We thoroughly enjoyed our time on Salt Spring Island, but tomorrow we will be leaving the island to find a secluded cove where we can immerse ourselves in nature. We look forward to guiding our dinghy through calm waters, spotting wildlife, and enjoying the serene beauty of mother nature.

We were close enough that we enjoyed listening from our boat.

Continuously sailing, morning and night. We saw it sailing when we visited the island in 2019 and it is still going strong.

Dawn at the Cut.

Salt Spring Island’s Saturday Market

Japanese Haiwa Garden

Ladysmith to Telegraph Harbour, Thetis Island

September 5, 2024 – Thursday

Traveling north, our first marina stop was at the picturesque Oyster Bay Marina in Ladysmith, BC. We arrived on Wednesday, May 22, with 133 hours on our engine and having traveled 151.5 nautical miles since leaving Port Townsend. This charming marina became a memorable part of our journey, especially with the delightful serenades of the Purple Martins each morning and evening. Their songs created a serene and enchanting atmosphere that we fondly remember.

On our southbound journey, we returned to Oyster Bay Marina, now with 463 hours on the engine and having covered 2,181 nautical miles. We were eager to hear the Purple Martins again, but like us, they had already begun their migration south to the tropical climates of South America. Their absence was felt, but it also reminded us of the cyclical nature of life and travel.

Ladysmith itself is a quaint town with a rich history. Founded in 1904 by coal baron James Dunsmuir, it was named in honor of the end of the siege of Ladysmith, South Africa, during the Boer War. With a population of around 9,000, Ladysmith has evolved from its logging roots, although the industry remains significant with Western Forest Products Sawmills being a major employer.

Tourism is also a major industry in Ladysmith, and it’s easy to see why. We enjoyed the town parks, the flowers, and the friendly small-town atmosphere.

Anchor Winch from a 142 foot ocean going tug built in 1940 named Rivtow.

Nanaimo to Ladysmith

September 3, 2024

We spent a delightful Labor Day weekend at Mark Bay, a picturesque and well-sheltered anchorage in Saysutshun Provincial Park. Our days were filled with sunshine, hiking through the park, and mingling with fellow boaters. The insights we’ve gained from seasoned boaters, who have navigated these waters for years, have been invaluable. This knowledge has not only enriched this trip but will also be beneficial as we plan for Summer 2025.
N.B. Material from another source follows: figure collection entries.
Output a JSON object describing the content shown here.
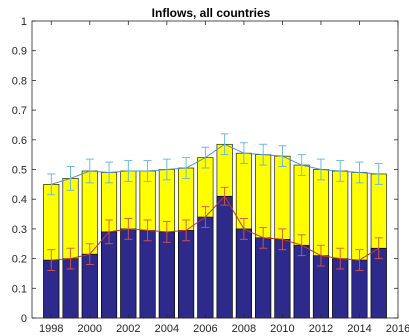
{
  "chart_data": {
    "type": "bar",
    "stacked": true,
    "title": "Inflows, all countries",
    "xlabel": "",
    "ylabel": "",
    "ylim": [
      0,
      1
    ],
    "xlim": [
      1997,
      2016
    ],
    "x_ticks": [
      "1998",
      "2000",
      "2002",
      "2004",
      "2006",
      "2008",
      "2010",
      "2012",
      "2014",
      "2016"
    ],
    "y_ticks": [
      "0",
      "0.1",
      "0.2",
      "0.3",
      "0.4",
      "0.5",
      "0.6",
      "0.7",
      "0.8",
      "0.9",
      "1"
    ],
    "grid": false,
    "categories": [
      1998,
      1999,
      2000,
      2001,
      2002,
      2003,
      2004,
      2005,
      2006,
      2007,
      2008,
      2009,
      2010,
      2011,
      2012,
      2013,
      2014,
      2015
    ],
    "series": [
      {
        "role": "bottom",
        "color": "#2e2a8c",
        "values": [
          0.195,
          0.2,
          0.215,
          0.29,
          0.3,
          0.295,
          0.29,
          0.295,
          0.34,
          0.41,
          0.3,
          0.27,
          0.265,
          0.245,
          0.21,
          0.2,
          0.195,
          0.235
        ],
        "error": [
          0.035,
          0.035,
          0.035,
          0.04,
          0.035,
          0.035,
          0.035,
          0.035,
          0.035,
          0.03,
          0.035,
          0.035,
          0.035,
          0.035,
          0.035,
          0.035,
          0.035,
          0.035
        ],
        "line_color": "#c0392b",
        "error_color": "#d9534f"
      },
      {
        "role": "total",
        "color": "#ffff00",
        "values": [
          0.45,
          0.47,
          0.495,
          0.49,
          0.495,
          0.495,
          0.5,
          0.505,
          0.54,
          0.585,
          0.555,
          0.55,
          0.545,
          0.515,
          0.5,
          0.495,
          0.49,
          0.485
        ],
        "error": [
          0.035,
          0.04,
          0.04,
          0.035,
          0.035,
          0.035,
          0.035,
          0.035,
          0.035,
          0.035,
          0.035,
          0.035,
          0.035,
          0.035,
          0.035,
          0.035,
          0.035,
          0.035
        ],
        "line_color": "#4a90d9",
        "error_color": "#5fb3e0"
      }
    ],
    "colors": {
      "edge": "#000000",
      "axis": "#262626"
    }
  }
}
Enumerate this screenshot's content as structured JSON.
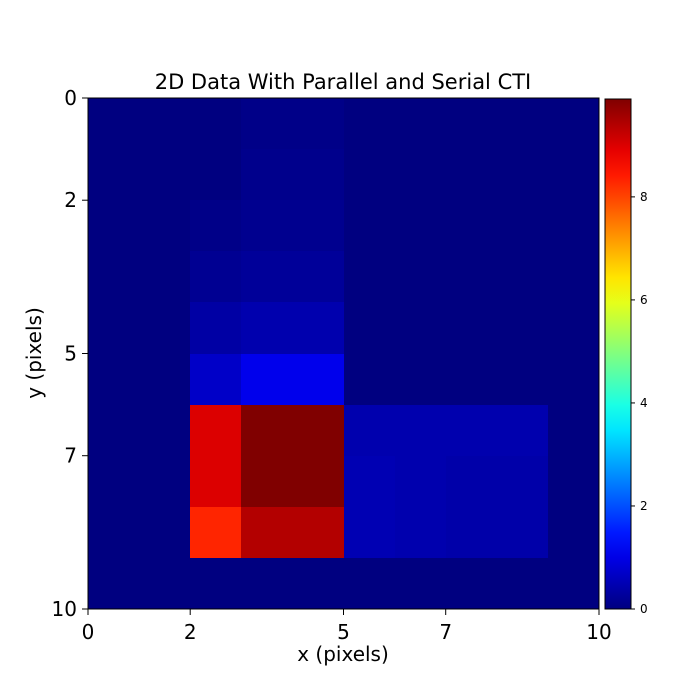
{
  "chart_data": {
    "type": "heatmap",
    "title": "2D Data With Parallel and Serial CTI",
    "xlabel": "x (pixels)",
    "ylabel": "y (pixels)",
    "x_ticks": [
      "0",
      "2",
      "5",
      "7",
      "10"
    ],
    "y_ticks": [
      "0",
      "2",
      "5",
      "7",
      "10"
    ],
    "colormap": "jet",
    "color_range": [
      0,
      9.9
    ],
    "colorbar_ticks": [
      "0",
      "2",
      "4",
      "6",
      "8"
    ],
    "colorbar_tick_values": [
      0,
      2,
      4,
      6,
      8
    ],
    "n_rows": 10,
    "n_cols": 10,
    "values": [
      [
        0,
        0,
        0,
        0.08,
        0.08,
        0,
        0,
        0,
        0,
        0
      ],
      [
        0,
        0,
        0,
        0.12,
        0.12,
        0,
        0,
        0,
        0,
        0
      ],
      [
        0,
        0,
        0.08,
        0.15,
        0.15,
        0,
        0,
        0,
        0,
        0
      ],
      [
        0,
        0,
        0.18,
        0.25,
        0.25,
        0,
        0,
        0,
        0,
        0
      ],
      [
        0,
        0,
        0.35,
        0.45,
        0.45,
        0,
        0,
        0,
        0,
        0
      ],
      [
        0,
        0,
        0.7,
        1.05,
        1.05,
        0,
        0,
        0,
        0,
        0
      ],
      [
        0,
        0,
        9.0,
        9.9,
        9.9,
        0.45,
        0.45,
        0.45,
        0.45,
        0
      ],
      [
        0,
        0,
        9.0,
        9.9,
        9.9,
        0.5,
        0.45,
        0.4,
        0.4,
        0
      ],
      [
        0,
        0,
        8.3,
        9.4,
        9.4,
        0.5,
        0.45,
        0.4,
        0.4,
        0
      ],
      [
        0,
        0,
        0,
        0,
        0,
        0,
        0,
        0,
        0,
        0
      ]
    ]
  }
}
Today, we journeyed from Mark Bay to Ladysmith, BC, passing through Dodd Narrows. This was the final “gate” we needed to navigate for this trip. We timed our passage with the current, entering the narrows just before slack current, ensuring a smooth crossing.

Sunrise Over Saysutshun Provincial Park

According to their website it has been Vancouver Island’s favorite rustic retreat since 1939. 

One of about thirty cargo vessels waiting to be loaded.